Pero, como de repente, una certeza: no hay reclamo de falta ni de tarjeta. Y la pelota, de destino incierto tras el choque, al abrir nuevamente los ojos está en mi botín, quieta, absolutamente inmóvil; mía. Así que me levanto y trato de ubicar al gabo, compañero de ataque, que pica por la banda y exige al defensor rival que ante la asistencia no se complica y tira la pelota a la mierda. El saque de banda, la pelota que se va lejos, nos oxigena y nos da tiempo. El quite fue perfecto.
Encima después, la tribuna sentenciaría que el volante voló después de la barrida y que tragó un poco de tierra pero claro, eso yo no lo vi. Y más: Pipa me relataría que unos que pasaban y que justo se preguntaban quiénes eran los que estaban jugando vieron la jugada y la gozaron con un uuuuuhhhh bien futbolero.

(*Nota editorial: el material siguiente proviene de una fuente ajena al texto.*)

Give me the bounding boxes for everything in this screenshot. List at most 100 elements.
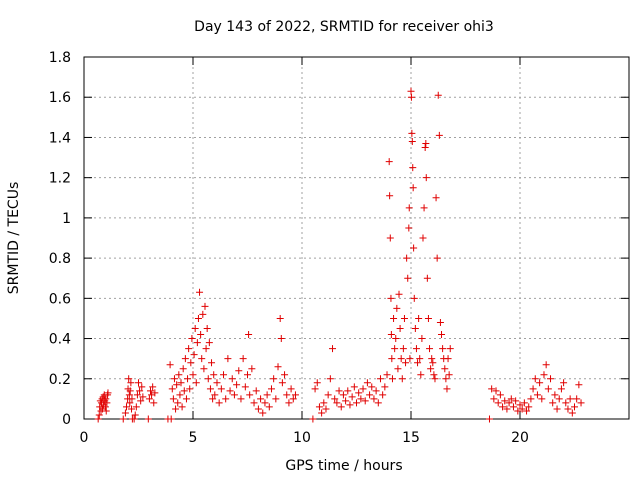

En los cinco minutos finales del encuentro el Maxi tiene otra chance, un lindo tiro desde afuera después de quebrarle la cintura a un rival pero no tiene suerte y se va ancha por poquitos centímetros. Así que a sufrir hasta que el juez se digne a sonar su silbato...
Cuando lo hace, la primera victoria y los saludos de haber dejado todo se disfrutan como nada. Los contrarios también se acercan y nos felicitan: "Partidazo, eh", "Muy bueno". El arquero me pide perdón y me aclara que no fue mala leche cuando salió y me puso una linda patada en el muslo que todavía siento como uno de los grandes planchazos del fútbol. Y también me homenajea: sabe mi nombre. Otro, con el que tuvimos el econtronazo en el área, se aproxima y tira flores: "Un crack, eh".
Y lo demás, entonces, no importa nada.